This marked a decline from March, when investors put net $32 billion in flows into long-term funds, according to Strategic Insight (SI), an Asset International company.
In April, domestic equity funds saw net outflows of nearly $6 billion during a month of lackluster demand for U.S. stocks: the benchmark S&P 500 Index generated a total return of -0.6% in April amid trading volumes that were down more than 8% from the trailing 12-month average. That brought total U.S. equity fund flows to -$6 billion for the first four months of 2012—a sharp reversal from the first four months of 2011, when U.S. equity funds enjoyed cumulative net inflows of $41.9 billion.
International and global equity funds offered some relief, drawing net inflows of $10.4 billion in April—the best month for such mutual funds since March 2011. In the first four months of 2012, international equity funds drew aggregate net inflows of $26.5 billion.
“Investors remain in a holding pattern, as economic growth rates declined or turned negative in a number of key markets,” said Avi Nachmany, SI’s director of research. “The fragile state of investor confidence will benefit bond fund inflows in the near future as investors stay centered on income strategies.”

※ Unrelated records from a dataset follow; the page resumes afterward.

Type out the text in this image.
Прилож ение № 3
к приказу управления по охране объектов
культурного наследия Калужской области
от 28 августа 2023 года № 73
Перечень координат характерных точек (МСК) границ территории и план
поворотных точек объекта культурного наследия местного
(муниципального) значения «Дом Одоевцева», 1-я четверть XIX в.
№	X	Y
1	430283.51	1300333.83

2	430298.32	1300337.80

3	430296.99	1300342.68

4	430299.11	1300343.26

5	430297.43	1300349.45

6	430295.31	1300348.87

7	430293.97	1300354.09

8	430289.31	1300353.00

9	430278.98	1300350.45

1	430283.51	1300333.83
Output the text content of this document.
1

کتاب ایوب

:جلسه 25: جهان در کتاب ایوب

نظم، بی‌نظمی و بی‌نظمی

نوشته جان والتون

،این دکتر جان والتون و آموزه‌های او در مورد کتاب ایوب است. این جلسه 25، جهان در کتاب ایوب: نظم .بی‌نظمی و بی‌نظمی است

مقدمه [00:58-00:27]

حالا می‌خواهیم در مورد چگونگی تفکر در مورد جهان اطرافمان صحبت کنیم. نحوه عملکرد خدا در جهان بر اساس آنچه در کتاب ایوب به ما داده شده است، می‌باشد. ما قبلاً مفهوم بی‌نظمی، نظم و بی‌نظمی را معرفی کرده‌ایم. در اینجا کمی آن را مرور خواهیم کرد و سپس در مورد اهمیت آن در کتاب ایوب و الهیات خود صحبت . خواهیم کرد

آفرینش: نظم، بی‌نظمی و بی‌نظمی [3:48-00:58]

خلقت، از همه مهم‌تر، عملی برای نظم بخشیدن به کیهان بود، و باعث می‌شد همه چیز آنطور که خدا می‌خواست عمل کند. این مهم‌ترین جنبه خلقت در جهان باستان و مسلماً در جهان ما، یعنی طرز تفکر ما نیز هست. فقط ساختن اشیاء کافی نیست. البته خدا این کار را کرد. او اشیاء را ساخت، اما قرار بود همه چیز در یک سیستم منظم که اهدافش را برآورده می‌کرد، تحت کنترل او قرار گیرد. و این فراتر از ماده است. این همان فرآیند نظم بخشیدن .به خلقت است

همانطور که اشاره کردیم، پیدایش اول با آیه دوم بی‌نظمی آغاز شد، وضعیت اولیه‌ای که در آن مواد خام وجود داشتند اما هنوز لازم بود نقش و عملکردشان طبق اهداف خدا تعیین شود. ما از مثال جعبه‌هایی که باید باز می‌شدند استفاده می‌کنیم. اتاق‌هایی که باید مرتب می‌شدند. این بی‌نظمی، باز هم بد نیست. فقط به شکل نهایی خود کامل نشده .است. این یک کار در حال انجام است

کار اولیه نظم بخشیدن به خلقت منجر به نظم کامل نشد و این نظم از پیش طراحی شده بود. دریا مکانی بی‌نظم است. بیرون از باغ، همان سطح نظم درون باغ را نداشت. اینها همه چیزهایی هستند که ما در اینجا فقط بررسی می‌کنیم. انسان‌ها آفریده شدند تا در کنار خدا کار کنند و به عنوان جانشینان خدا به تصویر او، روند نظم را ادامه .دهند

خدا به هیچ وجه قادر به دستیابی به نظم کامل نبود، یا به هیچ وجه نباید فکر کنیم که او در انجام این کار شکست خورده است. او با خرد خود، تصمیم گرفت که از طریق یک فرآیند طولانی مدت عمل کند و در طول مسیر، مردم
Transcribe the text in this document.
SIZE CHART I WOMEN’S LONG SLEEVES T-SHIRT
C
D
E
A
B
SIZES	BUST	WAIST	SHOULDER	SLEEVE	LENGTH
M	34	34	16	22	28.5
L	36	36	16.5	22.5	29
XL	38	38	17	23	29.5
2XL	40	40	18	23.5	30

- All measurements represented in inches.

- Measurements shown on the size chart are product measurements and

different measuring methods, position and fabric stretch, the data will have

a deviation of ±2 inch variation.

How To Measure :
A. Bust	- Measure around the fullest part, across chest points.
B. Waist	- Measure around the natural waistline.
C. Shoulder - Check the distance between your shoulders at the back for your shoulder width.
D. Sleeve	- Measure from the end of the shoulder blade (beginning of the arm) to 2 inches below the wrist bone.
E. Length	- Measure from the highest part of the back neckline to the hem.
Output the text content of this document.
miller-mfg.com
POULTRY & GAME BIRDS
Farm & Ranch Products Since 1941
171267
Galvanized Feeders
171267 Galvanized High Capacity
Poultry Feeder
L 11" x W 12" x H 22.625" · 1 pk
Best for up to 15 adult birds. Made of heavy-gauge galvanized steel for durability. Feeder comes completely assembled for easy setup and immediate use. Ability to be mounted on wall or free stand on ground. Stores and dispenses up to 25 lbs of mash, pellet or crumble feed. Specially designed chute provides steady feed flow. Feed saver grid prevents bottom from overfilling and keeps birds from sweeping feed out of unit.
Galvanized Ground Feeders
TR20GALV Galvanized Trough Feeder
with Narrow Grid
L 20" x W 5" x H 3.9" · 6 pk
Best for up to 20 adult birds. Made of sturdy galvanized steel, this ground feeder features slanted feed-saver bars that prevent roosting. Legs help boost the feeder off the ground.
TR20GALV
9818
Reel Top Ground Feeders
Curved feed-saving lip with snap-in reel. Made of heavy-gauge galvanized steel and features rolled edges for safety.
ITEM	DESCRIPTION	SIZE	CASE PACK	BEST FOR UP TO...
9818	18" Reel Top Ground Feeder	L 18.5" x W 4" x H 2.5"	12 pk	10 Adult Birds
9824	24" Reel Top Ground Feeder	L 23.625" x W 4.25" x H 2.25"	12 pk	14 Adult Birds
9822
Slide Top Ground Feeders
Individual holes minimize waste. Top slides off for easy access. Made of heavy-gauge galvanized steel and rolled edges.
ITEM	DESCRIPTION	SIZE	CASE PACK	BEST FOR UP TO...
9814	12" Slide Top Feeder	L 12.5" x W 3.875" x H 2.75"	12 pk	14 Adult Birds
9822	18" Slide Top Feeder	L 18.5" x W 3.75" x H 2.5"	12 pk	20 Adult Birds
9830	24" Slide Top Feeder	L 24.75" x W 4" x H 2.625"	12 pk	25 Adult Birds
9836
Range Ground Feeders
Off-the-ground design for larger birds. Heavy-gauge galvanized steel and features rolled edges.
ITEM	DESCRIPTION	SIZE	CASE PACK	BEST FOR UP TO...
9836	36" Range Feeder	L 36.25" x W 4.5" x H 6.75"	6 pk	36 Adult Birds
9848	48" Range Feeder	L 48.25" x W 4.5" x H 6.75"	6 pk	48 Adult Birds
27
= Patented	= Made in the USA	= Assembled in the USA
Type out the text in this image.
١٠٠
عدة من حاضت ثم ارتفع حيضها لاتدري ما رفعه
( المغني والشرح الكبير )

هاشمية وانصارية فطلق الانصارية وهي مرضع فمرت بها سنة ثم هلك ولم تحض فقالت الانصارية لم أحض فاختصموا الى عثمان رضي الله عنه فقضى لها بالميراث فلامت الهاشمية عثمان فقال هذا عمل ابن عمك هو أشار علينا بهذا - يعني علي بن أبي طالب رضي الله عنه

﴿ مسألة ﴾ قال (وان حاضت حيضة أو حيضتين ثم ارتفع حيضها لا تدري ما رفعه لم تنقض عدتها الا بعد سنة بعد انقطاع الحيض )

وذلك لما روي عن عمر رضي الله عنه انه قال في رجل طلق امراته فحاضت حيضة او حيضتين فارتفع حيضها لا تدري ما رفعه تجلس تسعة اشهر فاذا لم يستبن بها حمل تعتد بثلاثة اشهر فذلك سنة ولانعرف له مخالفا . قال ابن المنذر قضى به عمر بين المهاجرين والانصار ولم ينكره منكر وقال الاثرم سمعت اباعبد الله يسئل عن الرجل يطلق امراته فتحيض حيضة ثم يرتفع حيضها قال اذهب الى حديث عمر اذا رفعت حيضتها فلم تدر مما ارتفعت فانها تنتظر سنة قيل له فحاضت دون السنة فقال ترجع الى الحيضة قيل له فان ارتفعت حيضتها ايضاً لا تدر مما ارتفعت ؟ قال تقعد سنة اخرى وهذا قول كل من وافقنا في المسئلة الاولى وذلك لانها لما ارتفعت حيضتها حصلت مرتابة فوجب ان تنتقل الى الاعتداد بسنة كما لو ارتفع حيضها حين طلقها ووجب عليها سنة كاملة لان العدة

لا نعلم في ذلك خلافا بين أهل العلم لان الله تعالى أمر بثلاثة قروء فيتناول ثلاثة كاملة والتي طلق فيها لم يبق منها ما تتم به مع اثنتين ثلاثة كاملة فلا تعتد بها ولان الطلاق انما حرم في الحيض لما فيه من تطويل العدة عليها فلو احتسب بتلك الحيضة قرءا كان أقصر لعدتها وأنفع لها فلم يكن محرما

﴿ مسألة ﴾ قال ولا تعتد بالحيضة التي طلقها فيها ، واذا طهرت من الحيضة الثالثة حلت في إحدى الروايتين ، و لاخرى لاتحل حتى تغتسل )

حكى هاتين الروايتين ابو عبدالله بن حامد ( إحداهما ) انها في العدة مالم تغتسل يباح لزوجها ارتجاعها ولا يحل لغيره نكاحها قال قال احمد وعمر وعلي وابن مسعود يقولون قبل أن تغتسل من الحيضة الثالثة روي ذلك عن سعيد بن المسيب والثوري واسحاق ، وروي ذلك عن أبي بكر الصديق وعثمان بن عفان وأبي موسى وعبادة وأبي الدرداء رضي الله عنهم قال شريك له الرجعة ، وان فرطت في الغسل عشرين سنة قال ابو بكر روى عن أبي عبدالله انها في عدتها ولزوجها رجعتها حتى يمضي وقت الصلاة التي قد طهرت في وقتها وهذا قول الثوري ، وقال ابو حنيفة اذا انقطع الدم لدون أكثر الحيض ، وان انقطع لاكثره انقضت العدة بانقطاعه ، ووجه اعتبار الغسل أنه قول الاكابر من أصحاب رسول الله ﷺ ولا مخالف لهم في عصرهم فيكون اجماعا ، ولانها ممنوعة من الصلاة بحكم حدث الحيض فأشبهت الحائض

Taxable bond funds saw net inflows of $21 billion in April, as investors continued to use bond funds as income-producing alternatives to money market funds, CDs and bank deposit accounts. Highlighting fund shareholders’ low appetite for risk, low-volatility bond funds took by far the largest portion of bond fund flows in April. Taxable government-backed bond funds saw very small net inflows. Taxable bond funds have drawn an estimated $104 billion in the first four months of 2012, far ahead of the $59 billion in net flows that taxable bond funds took in over the course of the same period a year ago.
Meanwhile, muni bond funds saw net inflows of $0.6 billion in April. Muni bond funds drew $17 billion in net inflows through the first four months of the year, as long-term muni bond issuance has risen substantially from year-earlier levels.
Money market funds saw net outflows of $22 billion in April, which was an improvement over March’s net outflows of $69 billion. Ultra-low yields continued to hamper demand for money market funds.
Separately, SI said U.S. exchange-traded funds (ETFs) saw roughly $3 billion in net inflows in April 2012. That brought total ETF net inflows to $58 billion for the first four months of 2012—a pace that could result in the sixth straight year of $100 billion or more in annual net inflows to ETFs.
Bond ETFs were the only major category to post net inflows in April, drawing net $5 billion. Equity ETFs saw an estimated $2.5 billion in net outflows, with both domestic and international equity products seeing net redemptions.
At the end of April 2012, ETF assets (including exchange-traded notes) stood at $1.204 trillion, up from $1.06 trillion at the end of December.